She runs three miles every day, but she always seems to be on a diet. He doesn't hang out with his friends as much because he has to work out. She seems thin to everyone else, but says she's fat.

Half a million American teens between age 13 and 18 struggle with some sort of eating disorder. The results can be serious, ranging from tooth decay and fatigue to high blood pressure and even death, according to the National Eating Disorders Association (NEDA).

How can teachers and coaches tell if one of their students has an eating disorder? And what can they do?

Children, preteens and teenagers can go through amazing growth spurts, shooting up like weeds over the summer, dropping baby fat, filling out muscles and turning into young adults almost overnight. But what if the development — or lack of development in their bodies leads kids to unhealthy eating disorders, like anorexia or bulimia, in order to attain their ideal body image?

The NEDA has a list of symptoms to give adults a heads up to spot if a youngster’s eating is out of control:

  • Dramatic weight loss
  • Preoccupation with weight, food, calories, fat grams and dieting
  • Refusal to eat certain foods, progressing to restrictions against whole categories of food (e.g., no carbohydrates)
  • Frequent comments about feeling "fat" or overweight despite weight loss
  • Anxiety about gaining weight or being "fat"
  • Denial of hunger
  • Development of food rituals (e.g., eating foods in certain orders, excessive chewing, rearranging food on a plate)
  • Consistent excuses to avoid mealtimes or situations involving food
  • Excessive, rigid exercise regimen — despite weather, fatigue, illness or injury — with the need to "burn off" calories taken in
  • Withdrawal from usual friends and activities
  • In general, behaviors and attitudes indicating that weight loss, dieting and control of food are becoming primary concerns

For coaches and trainers, the symptoms can be more specific, yet harder to see. Athletes especially those who are in sports where weight is an issue (gymnastics, wrestling, swimming, weightlifting) can be adept at hiding their eating disorders.

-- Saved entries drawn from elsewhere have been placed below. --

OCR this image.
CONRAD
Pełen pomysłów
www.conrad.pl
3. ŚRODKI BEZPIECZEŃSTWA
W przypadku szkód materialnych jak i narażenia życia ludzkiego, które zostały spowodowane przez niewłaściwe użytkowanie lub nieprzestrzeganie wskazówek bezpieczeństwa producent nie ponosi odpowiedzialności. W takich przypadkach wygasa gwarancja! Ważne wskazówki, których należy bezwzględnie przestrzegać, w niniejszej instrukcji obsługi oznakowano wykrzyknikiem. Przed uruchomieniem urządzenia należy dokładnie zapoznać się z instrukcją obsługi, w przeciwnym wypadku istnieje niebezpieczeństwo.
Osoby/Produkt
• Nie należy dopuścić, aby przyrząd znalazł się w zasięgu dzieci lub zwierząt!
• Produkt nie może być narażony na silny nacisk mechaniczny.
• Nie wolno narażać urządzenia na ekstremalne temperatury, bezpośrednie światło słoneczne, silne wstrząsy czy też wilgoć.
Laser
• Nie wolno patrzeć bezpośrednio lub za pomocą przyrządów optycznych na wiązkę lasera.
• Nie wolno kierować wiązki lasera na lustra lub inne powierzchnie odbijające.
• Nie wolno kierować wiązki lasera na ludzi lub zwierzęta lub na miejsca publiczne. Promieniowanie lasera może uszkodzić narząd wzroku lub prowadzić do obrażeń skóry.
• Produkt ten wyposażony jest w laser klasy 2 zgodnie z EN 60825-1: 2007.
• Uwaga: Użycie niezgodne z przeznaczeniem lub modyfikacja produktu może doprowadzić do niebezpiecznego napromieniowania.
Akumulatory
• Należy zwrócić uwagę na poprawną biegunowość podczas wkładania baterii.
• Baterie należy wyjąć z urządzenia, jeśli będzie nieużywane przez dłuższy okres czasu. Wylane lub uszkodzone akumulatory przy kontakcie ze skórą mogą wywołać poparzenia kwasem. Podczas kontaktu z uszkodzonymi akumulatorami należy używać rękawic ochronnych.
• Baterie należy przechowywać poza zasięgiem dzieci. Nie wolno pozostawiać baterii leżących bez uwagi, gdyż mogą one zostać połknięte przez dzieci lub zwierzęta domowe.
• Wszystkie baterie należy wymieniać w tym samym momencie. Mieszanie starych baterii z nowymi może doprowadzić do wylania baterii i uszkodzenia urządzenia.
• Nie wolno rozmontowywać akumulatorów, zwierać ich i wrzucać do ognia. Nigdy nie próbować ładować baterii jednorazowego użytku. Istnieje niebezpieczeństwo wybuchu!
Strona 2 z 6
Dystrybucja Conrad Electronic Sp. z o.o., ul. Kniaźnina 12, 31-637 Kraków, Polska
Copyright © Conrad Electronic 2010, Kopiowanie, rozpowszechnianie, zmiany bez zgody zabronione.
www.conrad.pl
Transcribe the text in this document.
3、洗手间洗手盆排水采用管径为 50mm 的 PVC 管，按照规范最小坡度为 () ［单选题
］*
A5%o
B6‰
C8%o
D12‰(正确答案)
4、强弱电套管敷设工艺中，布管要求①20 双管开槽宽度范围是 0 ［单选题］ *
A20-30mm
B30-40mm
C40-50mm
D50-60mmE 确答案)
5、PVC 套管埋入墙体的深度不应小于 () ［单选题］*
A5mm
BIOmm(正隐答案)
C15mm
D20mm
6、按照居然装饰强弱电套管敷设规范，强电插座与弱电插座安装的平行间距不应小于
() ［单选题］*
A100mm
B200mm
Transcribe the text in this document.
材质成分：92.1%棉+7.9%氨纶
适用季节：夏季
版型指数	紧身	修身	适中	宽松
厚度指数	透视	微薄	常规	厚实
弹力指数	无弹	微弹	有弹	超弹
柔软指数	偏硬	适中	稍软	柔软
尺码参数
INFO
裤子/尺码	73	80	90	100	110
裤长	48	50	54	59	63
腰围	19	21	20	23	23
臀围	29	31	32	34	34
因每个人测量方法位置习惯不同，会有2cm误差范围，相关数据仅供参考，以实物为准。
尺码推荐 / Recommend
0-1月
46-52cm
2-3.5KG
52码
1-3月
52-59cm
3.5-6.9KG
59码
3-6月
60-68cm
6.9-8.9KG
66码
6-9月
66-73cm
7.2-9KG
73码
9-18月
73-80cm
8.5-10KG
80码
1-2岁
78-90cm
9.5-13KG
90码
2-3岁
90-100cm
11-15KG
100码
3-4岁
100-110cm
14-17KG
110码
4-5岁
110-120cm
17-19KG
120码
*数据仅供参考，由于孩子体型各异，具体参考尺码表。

Signs for coaches and trainers to watch for are:

  • Decreased concentration, energy, muscle function, coordination, speed
  • Increased fatigue and perceived exertion
  • Longer recovery time needed after workouts, games, races
  • More frequent muscle strains, sprains and/or fractures
  • Slowed heart rate and low blood pressure
  • Reduced body temperature and being sensitive to cold — cold hands and feet
  • Complaints of lightheadedness and dizziness, abdominal pain
  • Poorer interaction with coaches/teammates
  • Perfectionism
  • Increased impatience, crankiness
  • Increased isolation
  • Difficulty with days off and tapering
  • Avoidance of water or excessive water intake
  • Preoccupation with one's own food
  • Preoccupation with other people's food
  • Ritualistic eating and/or avoidance of certain foods
  • Excessive concern with body aesthetic
  • Prolonged or additional training above and beyond that required for sport (e.g. extra sit-ups and laps, extra workouts)
  • Athletes on the team reporting concern about an individual

The earlier a person with an eating disorder gets help, the more likely he/she is to have a positive outcome. If you think your student or athlete could have an eating disorder, what can you do without violating the child's privacy or making the situation worse?

Don't try to solve the situation by yourself. Go see the school nurse and ask for help. Monitor the athlete's weight and vital signs. Also, be positive. Support from coaches, teachers, teammates and classmates can help someone who feels bad about themselves or their body.